Here’s a question for you: are you about to be impaled on the maturity spike?

The banking system is set for a rush of companies looking to renegotiate facilities, and those that leave it late may find themselves on the sharp end of some very difficult negotiations.

The banks face a huge increase in demand for refinancing in 2012 when £34bn of facilities will be up for renegotiation in what has been dubbed “the maturity spike”.

Following the credit crunch many facilities, from around 2009, were granted only on a three-year basis. This means that many deals will reach maturity at about the same time, 2012. In addition, many businesses have held back on capital investments during recession and have instead focused on reducing debt.

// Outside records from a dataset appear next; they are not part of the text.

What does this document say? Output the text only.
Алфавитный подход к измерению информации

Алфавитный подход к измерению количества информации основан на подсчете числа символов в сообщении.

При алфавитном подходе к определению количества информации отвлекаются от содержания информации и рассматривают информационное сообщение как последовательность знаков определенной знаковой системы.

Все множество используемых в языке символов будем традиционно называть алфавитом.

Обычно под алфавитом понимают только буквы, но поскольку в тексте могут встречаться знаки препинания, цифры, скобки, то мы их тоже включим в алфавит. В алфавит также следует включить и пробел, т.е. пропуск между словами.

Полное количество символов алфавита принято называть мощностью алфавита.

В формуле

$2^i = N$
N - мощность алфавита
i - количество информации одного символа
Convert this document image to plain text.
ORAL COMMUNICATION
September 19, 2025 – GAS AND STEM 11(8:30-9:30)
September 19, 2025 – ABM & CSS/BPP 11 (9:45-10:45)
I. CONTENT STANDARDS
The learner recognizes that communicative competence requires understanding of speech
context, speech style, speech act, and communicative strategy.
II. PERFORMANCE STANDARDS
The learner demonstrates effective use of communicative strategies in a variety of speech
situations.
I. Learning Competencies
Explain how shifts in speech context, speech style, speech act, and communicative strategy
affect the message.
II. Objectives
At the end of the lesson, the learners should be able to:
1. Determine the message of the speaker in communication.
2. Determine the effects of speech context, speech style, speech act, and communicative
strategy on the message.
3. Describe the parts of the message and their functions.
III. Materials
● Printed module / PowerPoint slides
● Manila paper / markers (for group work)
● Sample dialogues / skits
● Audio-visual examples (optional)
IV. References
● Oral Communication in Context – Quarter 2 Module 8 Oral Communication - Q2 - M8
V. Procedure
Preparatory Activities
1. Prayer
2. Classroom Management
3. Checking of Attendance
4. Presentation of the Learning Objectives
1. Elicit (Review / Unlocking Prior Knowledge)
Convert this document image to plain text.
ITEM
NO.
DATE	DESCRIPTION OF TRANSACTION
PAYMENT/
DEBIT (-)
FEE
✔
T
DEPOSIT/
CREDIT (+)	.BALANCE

As the economy recovers they will have to start reinvesting and asking for more facilities, putting even more pressure on banks. And changes in banking regulations mean your local managers cannot be as open-handed with facilities as they were a few years ago.

But those who return to the banks will find the terms on which they took facilities out just a few years ago could well have changed dramatically.

This is not all. The basis on which lots of facilities were built has also changed: many term loans and overdrafts were secured against commercial property, but these values have declined over the past few years, as have the multiples on which banks are willing to advance cash on buildings. Don’t assume the old days of just turning up to your bank and being able to easily renegotiate your facility still hold. They are gone.

For companies that are canny enough to start moving now, and renegotiating terms before the spike and before those that choose to renegotiate at the last minute, the next few months may hold some opportunities. Most pundits argue that the time to pick up the phone to the bank, irrespective of when your facilities are due to mature, is when you have finished reading this article.